Recently by Robert Wenzel: The Truth About What Ron Paul Was Really Like 30 Years Ago
TIME magazine columnist Michael Scherer, who writes a column called Swampland, is out with one of the most distorted attacks on Ron Paul since, well, the beginning of Time.
I guess there will be more of this from the establishment as Dr. Paul climbs in the polls, but this one runs Congressman Paul’s views through a distortion mirror at least a dozen times and comes out with these conclusions:
[Ron Paul]argues that this [a default] will mean, as the President, Wall Street and the Treasury Secretary argue, an increase in interest rates, not just for the government, but for regular Americans. The cost of car loans would go up. The cost of house loans would go up (and the values would probably come down), as would the monthly payments for people with adjustable rate mortgages. The amount small businesses pay to get loans to expand their business would go up….
So to summarize, here is what Ron Paul, who may yet win the biggest GOP polling test of 2011, is advocating: Less short term employment, slower economic growth, and higher costs for things that Americans buy regularly.
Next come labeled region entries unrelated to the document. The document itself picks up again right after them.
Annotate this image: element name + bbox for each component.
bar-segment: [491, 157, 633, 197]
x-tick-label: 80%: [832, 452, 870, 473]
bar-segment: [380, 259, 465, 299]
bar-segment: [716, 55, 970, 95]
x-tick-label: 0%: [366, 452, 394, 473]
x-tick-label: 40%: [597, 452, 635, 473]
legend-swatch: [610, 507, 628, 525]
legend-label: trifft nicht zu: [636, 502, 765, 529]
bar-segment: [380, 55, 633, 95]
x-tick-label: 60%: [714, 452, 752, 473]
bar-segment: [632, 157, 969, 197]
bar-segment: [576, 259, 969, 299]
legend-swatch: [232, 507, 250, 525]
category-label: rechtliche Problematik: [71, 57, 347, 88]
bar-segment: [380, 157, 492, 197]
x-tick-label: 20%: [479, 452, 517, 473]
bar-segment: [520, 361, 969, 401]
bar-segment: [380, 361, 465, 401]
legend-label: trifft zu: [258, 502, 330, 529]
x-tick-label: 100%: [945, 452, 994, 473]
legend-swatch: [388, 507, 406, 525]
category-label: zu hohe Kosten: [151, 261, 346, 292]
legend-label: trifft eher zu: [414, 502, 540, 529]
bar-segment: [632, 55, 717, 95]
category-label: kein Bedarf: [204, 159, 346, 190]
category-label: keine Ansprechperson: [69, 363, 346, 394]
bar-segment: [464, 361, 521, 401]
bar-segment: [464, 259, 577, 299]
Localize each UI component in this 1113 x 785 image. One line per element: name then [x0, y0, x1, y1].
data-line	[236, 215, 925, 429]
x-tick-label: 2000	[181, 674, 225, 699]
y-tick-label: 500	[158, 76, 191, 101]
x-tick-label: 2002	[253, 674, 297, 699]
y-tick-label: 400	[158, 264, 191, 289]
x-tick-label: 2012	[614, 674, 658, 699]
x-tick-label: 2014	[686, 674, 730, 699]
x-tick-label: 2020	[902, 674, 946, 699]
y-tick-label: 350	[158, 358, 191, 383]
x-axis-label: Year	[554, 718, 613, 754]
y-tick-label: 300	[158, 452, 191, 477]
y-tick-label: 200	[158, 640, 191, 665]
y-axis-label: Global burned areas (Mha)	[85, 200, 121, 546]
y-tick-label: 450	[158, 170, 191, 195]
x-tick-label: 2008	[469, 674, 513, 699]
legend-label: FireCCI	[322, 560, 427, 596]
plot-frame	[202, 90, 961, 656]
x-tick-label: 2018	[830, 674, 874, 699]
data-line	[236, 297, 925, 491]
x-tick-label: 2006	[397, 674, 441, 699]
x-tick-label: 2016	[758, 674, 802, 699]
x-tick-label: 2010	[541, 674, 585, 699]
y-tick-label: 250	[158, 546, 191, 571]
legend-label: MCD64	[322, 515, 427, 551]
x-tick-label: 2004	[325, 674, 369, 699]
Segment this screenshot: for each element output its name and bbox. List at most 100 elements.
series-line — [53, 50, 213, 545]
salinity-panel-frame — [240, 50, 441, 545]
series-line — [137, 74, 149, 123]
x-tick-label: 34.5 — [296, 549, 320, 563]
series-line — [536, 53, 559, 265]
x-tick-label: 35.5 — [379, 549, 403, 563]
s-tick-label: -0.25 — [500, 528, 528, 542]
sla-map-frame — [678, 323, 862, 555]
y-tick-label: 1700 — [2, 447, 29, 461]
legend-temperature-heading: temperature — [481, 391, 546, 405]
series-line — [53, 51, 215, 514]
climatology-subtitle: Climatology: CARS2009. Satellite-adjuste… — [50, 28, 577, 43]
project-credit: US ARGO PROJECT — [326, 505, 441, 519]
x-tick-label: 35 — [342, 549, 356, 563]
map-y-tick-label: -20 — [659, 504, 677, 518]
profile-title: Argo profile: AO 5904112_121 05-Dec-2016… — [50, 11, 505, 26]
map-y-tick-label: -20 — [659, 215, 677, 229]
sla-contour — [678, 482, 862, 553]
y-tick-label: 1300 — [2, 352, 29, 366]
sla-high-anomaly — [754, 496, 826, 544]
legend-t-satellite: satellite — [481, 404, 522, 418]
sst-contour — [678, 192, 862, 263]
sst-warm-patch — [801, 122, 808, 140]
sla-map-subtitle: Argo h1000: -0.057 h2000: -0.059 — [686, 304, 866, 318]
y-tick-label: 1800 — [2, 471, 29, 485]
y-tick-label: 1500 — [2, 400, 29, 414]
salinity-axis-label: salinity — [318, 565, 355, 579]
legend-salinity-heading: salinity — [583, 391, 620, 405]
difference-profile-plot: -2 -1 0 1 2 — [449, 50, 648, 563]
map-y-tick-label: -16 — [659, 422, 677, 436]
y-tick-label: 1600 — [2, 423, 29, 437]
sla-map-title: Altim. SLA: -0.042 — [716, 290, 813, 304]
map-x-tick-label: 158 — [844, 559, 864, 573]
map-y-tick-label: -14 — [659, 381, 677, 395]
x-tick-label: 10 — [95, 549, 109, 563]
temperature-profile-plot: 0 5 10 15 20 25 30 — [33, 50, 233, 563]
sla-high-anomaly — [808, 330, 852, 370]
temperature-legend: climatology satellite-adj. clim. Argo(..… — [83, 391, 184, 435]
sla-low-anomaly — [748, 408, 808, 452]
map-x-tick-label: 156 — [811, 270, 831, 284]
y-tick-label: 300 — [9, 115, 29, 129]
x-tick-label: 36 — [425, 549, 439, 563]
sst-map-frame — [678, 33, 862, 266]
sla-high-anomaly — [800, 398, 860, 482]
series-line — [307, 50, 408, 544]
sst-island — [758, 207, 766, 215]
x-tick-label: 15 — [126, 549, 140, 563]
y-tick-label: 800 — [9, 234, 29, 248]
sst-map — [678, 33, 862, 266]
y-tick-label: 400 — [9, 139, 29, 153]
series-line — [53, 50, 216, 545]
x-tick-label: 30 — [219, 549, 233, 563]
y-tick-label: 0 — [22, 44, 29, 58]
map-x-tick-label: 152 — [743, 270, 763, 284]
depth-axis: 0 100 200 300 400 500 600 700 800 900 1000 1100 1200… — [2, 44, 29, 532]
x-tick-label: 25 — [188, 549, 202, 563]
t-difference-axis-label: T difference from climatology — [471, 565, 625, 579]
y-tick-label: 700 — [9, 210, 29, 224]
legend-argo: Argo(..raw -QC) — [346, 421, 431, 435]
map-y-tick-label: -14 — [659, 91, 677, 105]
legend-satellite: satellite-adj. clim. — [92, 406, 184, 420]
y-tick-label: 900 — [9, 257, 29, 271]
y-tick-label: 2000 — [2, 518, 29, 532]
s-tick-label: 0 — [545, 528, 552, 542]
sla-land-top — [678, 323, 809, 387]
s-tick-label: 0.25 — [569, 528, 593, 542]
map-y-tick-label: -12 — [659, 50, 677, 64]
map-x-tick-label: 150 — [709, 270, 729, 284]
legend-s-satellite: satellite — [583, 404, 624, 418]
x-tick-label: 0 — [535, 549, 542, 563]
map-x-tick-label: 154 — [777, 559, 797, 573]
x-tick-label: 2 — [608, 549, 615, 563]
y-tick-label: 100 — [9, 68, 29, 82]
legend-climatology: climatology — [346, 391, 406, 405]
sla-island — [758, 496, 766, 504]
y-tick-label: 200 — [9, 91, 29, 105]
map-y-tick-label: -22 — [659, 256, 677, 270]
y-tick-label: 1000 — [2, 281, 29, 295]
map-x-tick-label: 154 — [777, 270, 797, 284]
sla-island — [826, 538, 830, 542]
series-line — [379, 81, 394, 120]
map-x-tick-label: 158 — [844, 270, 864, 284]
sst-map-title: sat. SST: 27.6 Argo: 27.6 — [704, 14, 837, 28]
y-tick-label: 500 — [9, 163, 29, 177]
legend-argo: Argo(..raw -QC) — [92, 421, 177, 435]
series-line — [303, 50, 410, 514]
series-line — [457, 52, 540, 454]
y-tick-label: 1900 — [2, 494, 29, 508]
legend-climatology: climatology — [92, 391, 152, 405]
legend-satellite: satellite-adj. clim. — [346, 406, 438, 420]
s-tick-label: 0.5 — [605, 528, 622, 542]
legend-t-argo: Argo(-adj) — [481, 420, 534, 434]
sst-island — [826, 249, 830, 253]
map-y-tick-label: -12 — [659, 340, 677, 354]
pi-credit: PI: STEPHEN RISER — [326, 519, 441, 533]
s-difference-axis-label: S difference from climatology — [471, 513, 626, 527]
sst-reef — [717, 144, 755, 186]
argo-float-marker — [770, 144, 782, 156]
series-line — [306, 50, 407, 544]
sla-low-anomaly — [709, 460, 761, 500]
Nowhere does Ron Paul say that defaulting on the U.S. debt will result in higher interest rates in the private sector. In fact, getting the government out of the debt market will increase by trillions the amount that is available from the markets for the private sector.
Interest rates are currently distorted downward by the Federal Reserve for the benefit of the banksters, and getting the Fed out of the way would likely result in the market pushing rates higher, but a U.S. government default would do nothing but result in downward pressure on private sector rates, as the lack of governement borrowing would stop the massive crowding out of the private sector now being done by government borrowing.